"The senior officer, then?"

There was a movement on deck. Some of the men bawled down the hatchway. After some delay a fat, fair-haired sub-lieutenant appeared. Being unable to speak or understand English the new arrival made use of the petty officer as an interpreter.

"Do I understand that you surrender?" demanded Terence.

"Yes; if our lives are spared," answered the German officer through the medium of the interpreter.

"Very good; I accept your surrender on conditions," agreed Terence, speaking deliberately, and with a stern, menacing tone in his voice. "Your craft must be given up exactly in its present condition. If any attempt be made to open the valves no quarter will be given."

It went against his sense of honour to speak in this strain. He knew perfectly well that, happen what may, quarter would not be denied these modern pirates. But experience taught him that on more than one occasion a German submarine had surrendered to a British vessel, and as soon as the crew was safe, the ballast tanks would be deliberately flooded to let the boat sink for good and all, so that the secret of their construction should not be revealed to the hated English.

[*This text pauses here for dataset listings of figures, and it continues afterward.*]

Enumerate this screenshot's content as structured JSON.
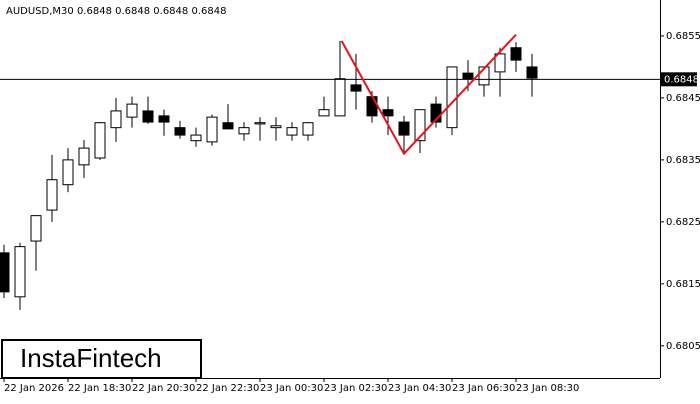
{
  "chart_data": {
    "type": "candlestick",
    "title": "AUDUSD,M30  0.6848 0.6848 0.6848 0.6848",
    "logo": "InstaFintech",
    "categories": [
      "22 Jan 2026",
      null,
      null,
      null,
      "22 Jan 18:30",
      null,
      null,
      null,
      "22 Jan 20:30",
      null,
      null,
      null,
      "22 Jan 22:30",
      null,
      null,
      null,
      "23 Jan 00:30",
      null,
      null,
      null,
      "23 Jan 02:30",
      null,
      null,
      null,
      "23 Jan 04:30",
      null,
      null,
      null,
      "23 Jan 06:30",
      null,
      null,
      null,
      "23 Jan 08:30",
      null
    ],
    "open": [
      0.682,
      0.68129,
      0.68219,
      0.68269,
      0.6831,
      0.68342,
      0.68353,
      0.68402,
      0.68419,
      0.68429,
      0.68421,
      0.68402,
      0.68381,
      0.68379,
      0.6841,
      0.68392,
      0.68408,
      0.68402,
      0.6839,
      0.6839,
      0.68421,
      0.68421,
      0.68471,
      0.68452,
      0.68431,
      0.68411,
      0.68381,
      0.6844,
      0.68402,
      0.6849,
      0.68471,
      0.68492,
      0.68531,
      0.685
    ],
    "high": [
      0.68213,
      0.68216,
      0.6826,
      0.68358,
      0.68369,
      0.68382,
      0.68411,
      0.6845,
      0.68452,
      0.68452,
      0.68431,
      0.68413,
      0.68402,
      0.68423,
      0.6844,
      0.68411,
      0.68419,
      0.68419,
      0.68411,
      0.68411,
      0.68452,
      0.68542,
      0.68521,
      0.68461,
      0.68452,
      0.68421,
      0.68431,
      0.68452,
      0.685,
      0.68511,
      0.685,
      0.68531,
      0.6854,
      0.68521
    ],
    "low": [
      0.68127,
      0.68108,
      0.68171,
      0.6825,
      0.68298,
      0.68321,
      0.6835,
      0.68379,
      0.68402,
      0.68408,
      0.68389,
      0.68384,
      0.68371,
      0.68373,
      0.684,
      0.68381,
      0.68381,
      0.68381,
      0.68381,
      0.68381,
      0.68421,
      0.68421,
      0.68431,
      0.6841,
      0.6839,
      0.68361,
      0.68361,
      0.68402,
      0.6839,
      0.68461,
      0.68452,
      0.68452,
      0.68492,
      0.68452
    ],
    "close": [
      0.68137,
      0.6821,
      0.6826,
      0.68318,
      0.6835,
      0.68369,
      0.6841,
      0.68429,
      0.6844,
      0.68411,
      0.68411,
      0.6839,
      0.6839,
      0.68419,
      0.684,
      0.68402,
      0.6841,
      0.68405,
      0.68402,
      0.6841,
      0.68431,
      0.68481,
      0.68461,
      0.68421,
      0.68421,
      0.6839,
      0.68431,
      0.68411,
      0.685,
      0.68481,
      0.685,
      0.68521,
      0.68511,
      0.68482
    ],
    "up_color": "#ffffff",
    "down_color": "#000000",
    "ylim": [
      0.67998,
      0.68608
    ],
    "yticks": [
      0.6805,
      0.6815,
      0.6825,
      0.6835,
      0.6845,
      0.6855
    ],
    "price_line": 0.6848,
    "pattern": {
      "color": "#e8141c",
      "x": [
        21.1,
        25,
        32
      ],
      "values": [
        0.68542,
        0.6836,
        0.68552
      ]
    }
  }
}
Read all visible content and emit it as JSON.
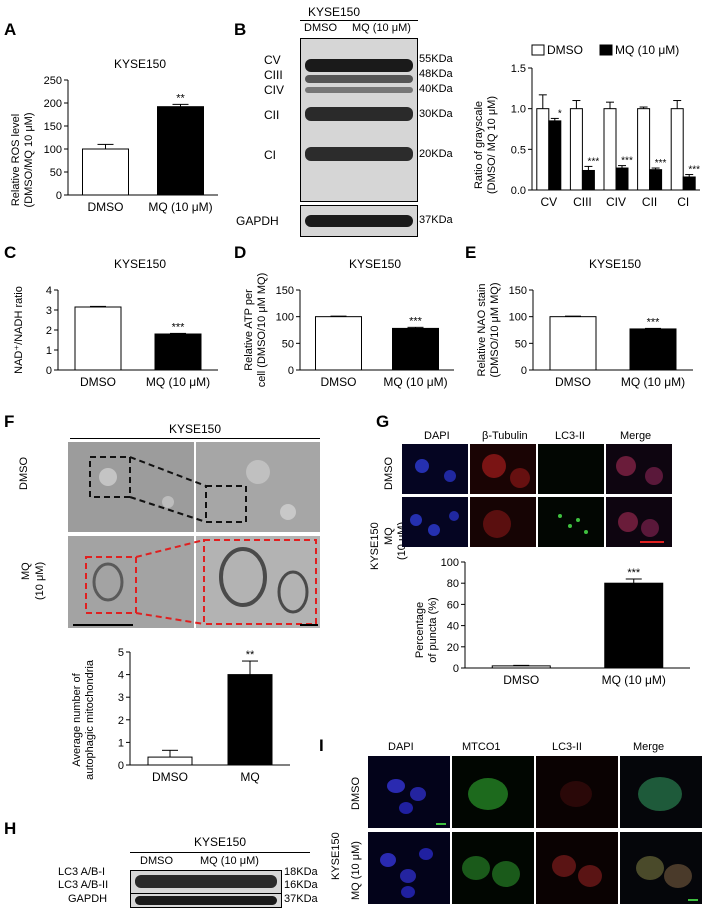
{
  "panel_letters": [
    "A",
    "B",
    "C",
    "D",
    "E",
    "F",
    "G",
    "H",
    "I"
  ],
  "panelA": {
    "title": "KYSE150",
    "ylabel_line1": "Relative ROS level",
    "ylabel_line2": "(DMSO/MQ 10 μM)",
    "yticks": [
      "0",
      "50",
      "100",
      "150",
      "200",
      "250"
    ],
    "sig": "**"
  },
  "panelB": {
    "cell_line": "KYSE150",
    "lane1": "DMSO",
    "lane2": "MQ (10 μM)",
    "complex_labels": [
      "CV",
      "CIII",
      "CIV",
      "CII",
      "CI"
    ],
    "mw_labels": [
      "55KDa",
      "48KDa",
      "40KDa",
      "30KDa",
      "20KDa"
    ],
    "gapdh_label": "GAPDH",
    "gapdh_mw": "37KDa",
    "legend_dmso": "DMSO",
    "legend_mq": "MQ (10 μM)",
    "ylabel_line1": "Ratio of grayscale",
    "ylabel_line2": "(DMSO/ MQ 10 μM)",
    "yticks": [
      "0.0",
      "0.5",
      "1.0",
      "1.5"
    ],
    "sigs": [
      "*",
      "***",
      "***",
      "***",
      "***"
    ]
  },
  "panelC": {
    "title": "KYSE150",
    "ylabel": "NAD⁺/NADH ratio",
    "yticks": [
      "0",
      "1",
      "2",
      "3",
      "4"
    ],
    "sig": "***"
  },
  "panelD": {
    "title": "KYSE150",
    "ylabel_line1": "Relative ATP per",
    "ylabel_line2": "cell (DMSO/10 μM MQ)",
    "yticks": [
      "0",
      "50",
      "100",
      "150"
    ],
    "sig": "***"
  },
  "panelE": {
    "title": "KYSE150",
    "ylabel_line1": "Relative NAO stain",
    "ylabel_line2": "(DMSO/10 μM MQ)",
    "yticks": [
      "0",
      "50",
      "100",
      "150"
    ],
    "sig": "***"
  },
  "panelF": {
    "title": "KYSE150",
    "row1": "DMSO",
    "row2_line1": "MQ",
    "row2_line2": "(10 μM)",
    "ylabel_line1": "Average number of",
    "ylabel_line2": "autophagic mitochondria",
    "yticks": [
      "0",
      "1",
      "2",
      "3",
      "4",
      "5"
    ],
    "sig": "**"
  },
  "panelG": {
    "col_headers": [
      "DAPI",
      "β-Tubulin",
      "LC3-II",
      "Merge"
    ],
    "cell_line": "KYSE150",
    "row1": "DMSO",
    "row2_line1": "MQ",
    "row2_line2": "(10 μM)",
    "ylabel_line1": "Percentage",
    "ylabel_line2": "of puncta (%)",
    "yticks": [
      "0",
      "20",
      "40",
      "60",
      "80",
      "100"
    ],
    "sig": "***"
  },
  "panelH": {
    "cell_line": "KYSE150",
    "lane1": "DMSO",
    "lane2": "MQ (10 μM)",
    "label_lc3_1": "LC3 A/B-I",
    "label_lc3_2": "LC3 A/B-II",
    "label_gapdh": "GAPDH",
    "mw1": "18KDa",
    "mw2": "16KDa",
    "mw3": "37KDa"
  },
  "panelI": {
    "col_headers": [
      "DAPI",
      "MTCO1",
      "LC3-II",
      "Merge"
    ],
    "cell_line": "KYSE150",
    "row1": "DMSO",
    "row2": "MQ (10 μM)"
  },
  "chart_data": [
    {
      "panel": "A",
      "type": "bar",
      "categories": [
        "DMSO",
        "MQ (10 μM)"
      ],
      "values": [
        100,
        192
      ],
      "errors": [
        10,
        5
      ],
      "ylim": [
        0,
        250
      ],
      "title": "KYSE150"
    },
    {
      "panel": "B",
      "type": "bar",
      "categories": [
        "CV",
        "CIII",
        "CIV",
        "CII",
        "CI"
      ],
      "series": [
        {
          "name": "DMSO",
          "values": [
            1.0,
            1.0,
            1.0,
            1.0,
            1.0
          ],
          "errors": [
            0.17,
            0.1,
            0.08,
            0.02,
            0.1
          ]
        },
        {
          "name": "MQ (10 μM)",
          "values": [
            0.85,
            0.24,
            0.27,
            0.25,
            0.16
          ],
          "errors": [
            0.03,
            0.05,
            0.03,
            0.02,
            0.03
          ]
        }
      ],
      "ylim": [
        0,
        1.5
      ],
      "legend": "top"
    },
    {
      "panel": "C",
      "type": "bar",
      "categories": [
        "DMSO",
        "MQ (10 μM)"
      ],
      "values": [
        3.15,
        1.8
      ],
      "errors": [
        0.03,
        0.03
      ],
      "ylim": [
        0,
        4
      ],
      "title": "KYSE150"
    },
    {
      "panel": "D",
      "type": "bar",
      "categories": [
        "DMSO",
        "MQ (10 μM)"
      ],
      "values": [
        100,
        78
      ],
      "errors": [
        1,
        2
      ],
      "ylim": [
        0,
        150
      ],
      "title": "KYSE150"
    },
    {
      "panel": "E",
      "type": "bar",
      "categories": [
        "DMSO",
        "MQ (10 μM)"
      ],
      "values": [
        100,
        77
      ],
      "errors": [
        1,
        1
      ],
      "ylim": [
        0,
        150
      ],
      "title": "KYSE150"
    },
    {
      "panel": "F",
      "type": "bar",
      "categories": [
        "DMSO",
        "MQ"
      ],
      "values": [
        0.35,
        4.0
      ],
      "errors": [
        0.3,
        0.6
      ],
      "ylim": [
        0,
        5
      ]
    },
    {
      "panel": "G",
      "type": "bar",
      "categories": [
        "DMSO",
        "MQ (10 μM)"
      ],
      "values": [
        2,
        80
      ],
      "errors": [
        0.5,
        4
      ],
      "ylim": [
        0,
        100
      ]
    }
  ]
}
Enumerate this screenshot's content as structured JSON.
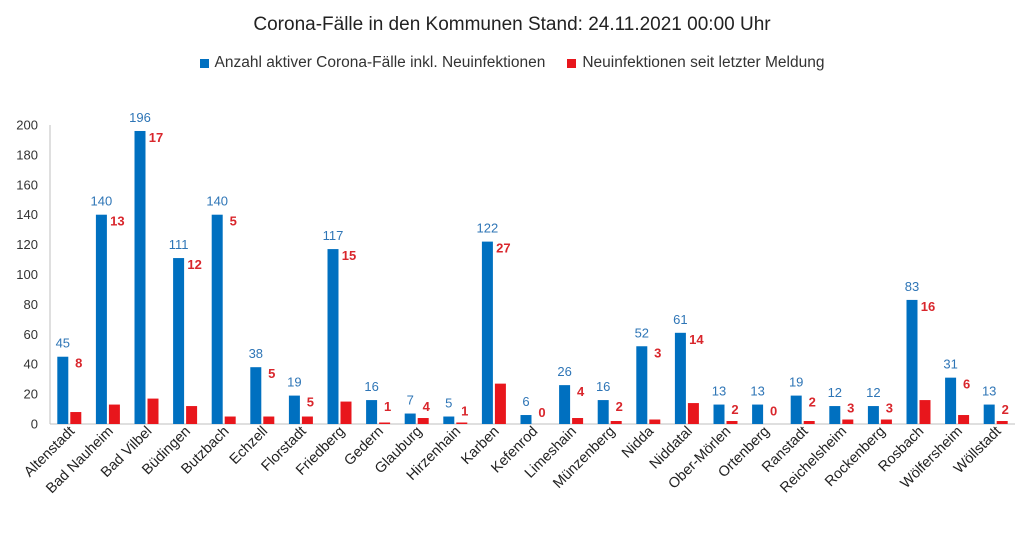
{
  "chart_data": {
    "type": "bar",
    "title": "Corona-Fälle in den Kommunen Stand: 24.11.2021 00:00 Uhr",
    "ylim": [
      0,
      200
    ],
    "yticks": [
      0,
      20,
      40,
      60,
      80,
      100,
      120,
      140,
      160,
      180,
      200
    ],
    "grid": false,
    "legend_position": "top",
    "categories": [
      "Altenstadt",
      "Bad Nauheim",
      "Bad Vilbel",
      "Büdingen",
      "Butzbach",
      "Echzell",
      "Florstadt",
      "Friedberg",
      "Gedern",
      "Glauburg",
      "Hirzenhain",
      "Karben",
      "Kefenrod",
      "Limeshain",
      "Münzenberg",
      "Nidda",
      "Niddatal",
      "Ober-Mörlen",
      "Ortenberg",
      "Ranstadt",
      "Reichelsheim",
      "Rockenberg",
      "Rosbach",
      "Wölfersheim",
      "Wöllstadt"
    ],
    "series": [
      {
        "name": "Anzahl aktiver Corona-Fälle inkl. Neuinfektionen",
        "color": "#0070c0",
        "values": [
          45,
          140,
          196,
          111,
          140,
          38,
          19,
          117,
          16,
          7,
          5,
          122,
          6,
          26,
          16,
          52,
          61,
          13,
          13,
          19,
          12,
          12,
          83,
          31,
          13
        ]
      },
      {
        "name": "Neuinfektionen seit letzter Meldung",
        "color": "#e8161c",
        "values": [
          8,
          13,
          17,
          12,
          5,
          5,
          5,
          15,
          1,
          4,
          1,
          27,
          0,
          4,
          2,
          3,
          14,
          2,
          0,
          2,
          3,
          3,
          16,
          6,
          2
        ]
      }
    ]
  }
}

Consequently he was not surprised when the German officer, on hearing the conditions, made a gesture of defiance and disappeared below. Before many seconds had passed the crippled submarine began to sink deeper and deeper in the water. The survivors of her crew, now animated by the example of their young officer, lined up, bare-headed, and joining hands burst into the words of "Deutschland uber alles." One brawny, yellow-haired man produced a German ensign lashed to a boat-hook stave, and held it defiantly aloft. It was perhaps fortunate that they did not attempt to use the still intact quick-firer, otherwise Terence might have been compelled to put his empty threat into execution.

The end was not long in coming. The slight reserve of buoyancy of the submarine was quickly destroyed by the inrush of water, both through the valves and through the huge rent in the base of the conning-tower.

The water mounted to the knees of the double line of men. Still singing they looked death in the face. Then with a sudden lurch that threw the ranks into complete disorder, the submarine plunged. "Deutschland uber alles" trailed away into a grim silence, broken by the rush of water and the hiss of escaping air.

The next instant the submarine was lost to sight, taking with her the resolute sub-lieutenant, whose devotion to the Kaiser had out-weighed his conscience in the matter of the utter disregard of international law.